For all intents and purposes, this seems to be a pretty straight forward analysis that Ingles is woefully undervalued in a sector that is seeing a significant amount of M&A activity. If stumbling upon an opportunity such as this does not make do a double take, you need to rethink your investment strategy.
There are clearly buyers interested in either a LBO in the grocery space (PE firms) or other grocery chains that would be looking to expand further into the southeast US (Publix).
Ingles represents at the same time both a similar and entirely different acquisition proposition. On one hand, while the store size and geography overlap almost identically to Harris Teeter, the type of customer served by the two companies is vastly different. On the other hand, Ingles is sitting on a significant pile of assets that serve to lower the implied valuation through lower operating leases and present a potential acquiring opportunity to fund part of the acquisition through disposing of non-strategic properties.

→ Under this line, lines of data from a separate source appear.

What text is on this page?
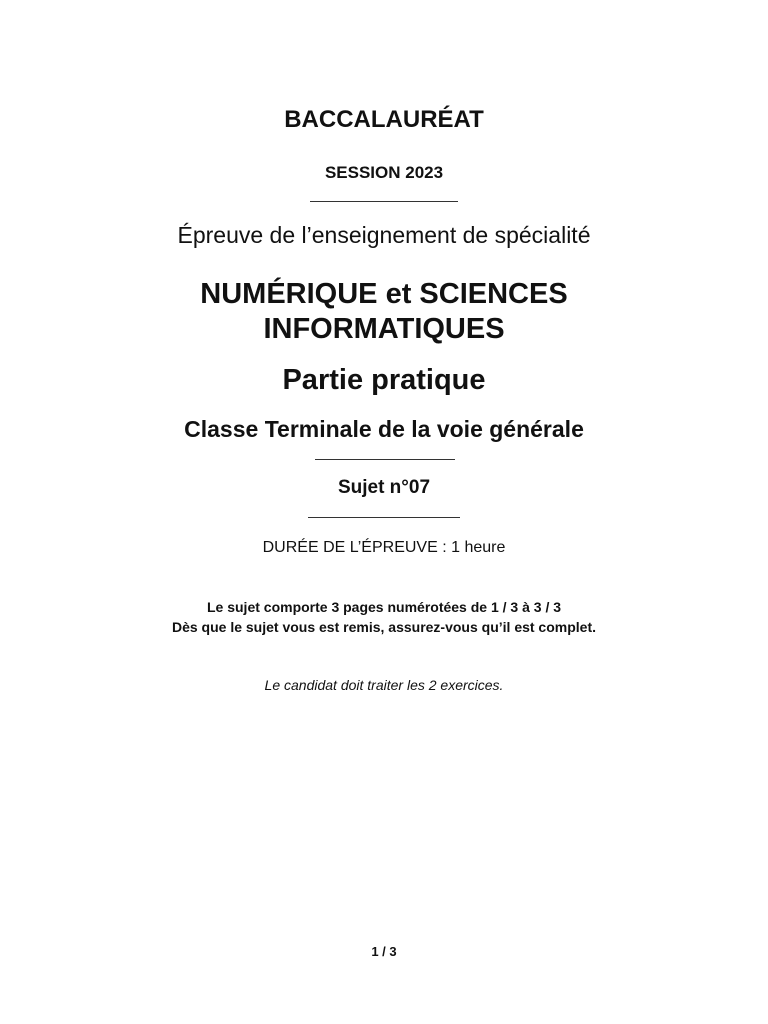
BACCALAURÉAT
SESSION 2023
Épreuve de l’enseignement de spécialité
NUMÉRIQUE et SCIENCES
INFORMATIQUES
Partie pratique
Classe Terminale de la voie générale
Sujet n°07
DURÉE DE L’ÉPREUVE : 1 heure
Le sujet comporte 3 pages numérotées de 1 / 3 à 3 / 3
Dès que le sujet vous est remis, assurez-vous qu’il est complet.
Le candidat doit traiter les 2 exercices.
1 / 3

I believe a counter argument would be that, even while Ingles is 30% undervalued compared to Harris Teeter on an adjusted EV/EBITDA basis, a portion of this valuation is warranted due to slower growth and a different consumer served by Ingles. While I would agree with that argument to some extent, I think it is entirely offset by the value that is currently locked in the real estate owned by Ingles which a PE firm immediately would look to monetize if the ROI dictated the disposal of any of the assets. Ingles, trading at a market cap of 24% of the value assigned to the Harris Teeter acquisition (excluding debt), also is a much smaller acquisition target increasing the scope of potential acquirers. The sector is ripe for acquisitions, and Ingles would appear to be the next logical dance partner.
Disclosure: I have no positions in any stocks mentioned, and no plans to initiate any positions within the next 72 hours. I wrote this article myself, and it expresses my own opinions. I am not receiving compensation for it (other than from Seeking Alpha). I have no business relationship with any company whose stock is mentioned in this article.